Published:July 7, 2026

British Pound Extends Rally as Federal Reserve Hike Bets Soften

GBP/USD extended its winning streak for a ninth consecutive day, trading around 1.3390 during the Asian session as market pricing of Federal Reserve rate expectations softened and reduced demand for the US Dollar.

Why Fed repricing matters for Forex traders

Changes in expectations about the Federal Reserve's policy path are a primary driver of the dollar and global FX markets. When market participants lower the probability of further Fed rate increases, US Treasury yields often react, and that transmission affects the US Dollar's appeal versus other currencies. Recent US data and flows in government bond markets have factored into that repricing, while risk sentiment and scheduled central bank speakers remain additional variables that markets may focus on.

Impact on GBP/USD, DXY and related pairs

The softer pricing of Fed hikes has coincided with continued gains in GBP/USD, which was trading around 1.3390. More broadly, the dollar index (DXY) and other dollar-sensitive pairs such as EUR/USD and USD/JPY may remain sensitive to moves in US yields and any fresh US data.

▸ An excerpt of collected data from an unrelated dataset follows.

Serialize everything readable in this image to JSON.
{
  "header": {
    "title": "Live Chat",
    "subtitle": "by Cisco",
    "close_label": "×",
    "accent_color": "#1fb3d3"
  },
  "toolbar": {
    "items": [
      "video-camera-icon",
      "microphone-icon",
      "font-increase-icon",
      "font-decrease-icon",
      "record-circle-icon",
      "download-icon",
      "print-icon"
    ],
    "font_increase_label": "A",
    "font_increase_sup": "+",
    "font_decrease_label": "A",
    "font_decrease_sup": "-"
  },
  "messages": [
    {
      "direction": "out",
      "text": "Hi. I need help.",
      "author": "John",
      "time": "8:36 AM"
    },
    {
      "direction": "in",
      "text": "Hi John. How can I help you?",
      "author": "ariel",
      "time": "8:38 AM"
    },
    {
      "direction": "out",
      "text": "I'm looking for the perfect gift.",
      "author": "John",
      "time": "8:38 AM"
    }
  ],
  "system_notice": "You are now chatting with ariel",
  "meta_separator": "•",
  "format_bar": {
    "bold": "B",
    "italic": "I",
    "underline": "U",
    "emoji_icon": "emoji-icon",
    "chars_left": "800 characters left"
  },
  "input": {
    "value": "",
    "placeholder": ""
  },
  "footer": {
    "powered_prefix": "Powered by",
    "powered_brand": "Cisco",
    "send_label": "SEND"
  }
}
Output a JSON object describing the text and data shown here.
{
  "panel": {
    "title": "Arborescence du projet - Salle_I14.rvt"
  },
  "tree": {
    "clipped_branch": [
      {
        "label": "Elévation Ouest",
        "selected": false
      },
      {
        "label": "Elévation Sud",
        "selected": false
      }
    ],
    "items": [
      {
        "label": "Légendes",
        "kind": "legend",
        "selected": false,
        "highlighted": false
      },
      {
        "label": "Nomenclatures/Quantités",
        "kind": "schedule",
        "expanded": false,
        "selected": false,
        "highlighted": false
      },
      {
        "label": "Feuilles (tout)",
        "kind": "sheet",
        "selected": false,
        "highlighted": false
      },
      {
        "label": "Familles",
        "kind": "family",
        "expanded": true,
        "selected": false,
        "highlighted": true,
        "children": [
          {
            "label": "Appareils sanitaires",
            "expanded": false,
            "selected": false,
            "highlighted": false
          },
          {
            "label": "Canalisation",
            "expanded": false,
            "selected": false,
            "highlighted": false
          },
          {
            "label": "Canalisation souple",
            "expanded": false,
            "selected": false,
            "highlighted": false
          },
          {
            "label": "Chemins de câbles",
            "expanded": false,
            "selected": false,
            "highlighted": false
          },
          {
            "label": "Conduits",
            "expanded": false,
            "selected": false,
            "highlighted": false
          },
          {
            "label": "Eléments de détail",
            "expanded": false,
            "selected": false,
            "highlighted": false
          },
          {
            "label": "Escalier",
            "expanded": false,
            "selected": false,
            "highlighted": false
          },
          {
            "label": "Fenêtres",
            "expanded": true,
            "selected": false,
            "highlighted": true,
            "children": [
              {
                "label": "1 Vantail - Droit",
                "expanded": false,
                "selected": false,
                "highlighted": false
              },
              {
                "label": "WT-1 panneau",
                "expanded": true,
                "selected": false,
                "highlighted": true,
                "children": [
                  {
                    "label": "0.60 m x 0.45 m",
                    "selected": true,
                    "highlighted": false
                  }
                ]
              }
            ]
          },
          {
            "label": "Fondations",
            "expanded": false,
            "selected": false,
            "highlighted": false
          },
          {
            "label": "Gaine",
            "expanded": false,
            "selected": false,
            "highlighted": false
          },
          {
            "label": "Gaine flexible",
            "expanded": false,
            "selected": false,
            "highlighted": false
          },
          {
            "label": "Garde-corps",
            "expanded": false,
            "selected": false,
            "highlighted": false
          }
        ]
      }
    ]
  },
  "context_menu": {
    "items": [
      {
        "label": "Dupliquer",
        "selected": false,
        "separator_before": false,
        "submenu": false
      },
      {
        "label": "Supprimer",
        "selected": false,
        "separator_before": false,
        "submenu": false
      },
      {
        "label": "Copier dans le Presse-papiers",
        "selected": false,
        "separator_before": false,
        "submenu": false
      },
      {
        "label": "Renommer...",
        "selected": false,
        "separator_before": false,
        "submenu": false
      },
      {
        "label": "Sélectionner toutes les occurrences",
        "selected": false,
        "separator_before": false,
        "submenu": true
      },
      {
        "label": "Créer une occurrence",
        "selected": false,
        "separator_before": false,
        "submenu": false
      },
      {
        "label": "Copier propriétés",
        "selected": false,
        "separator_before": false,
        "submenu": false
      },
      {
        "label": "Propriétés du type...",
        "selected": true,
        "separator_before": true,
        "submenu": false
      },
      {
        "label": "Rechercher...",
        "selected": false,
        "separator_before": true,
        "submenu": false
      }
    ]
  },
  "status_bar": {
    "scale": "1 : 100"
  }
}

For traders watching cross-asset signals, shifts in risk appetite and changes in Treasury yields are likely to be important context when assessing short-term moves in sterling and other major currencies.

Markets will monitor upcoming US data releases, the evolution of US Treasury yields and comments from Federal Reserve officials and other central bank speakers for further clues on rate expectations and their implications for the dollar and major FX pairs.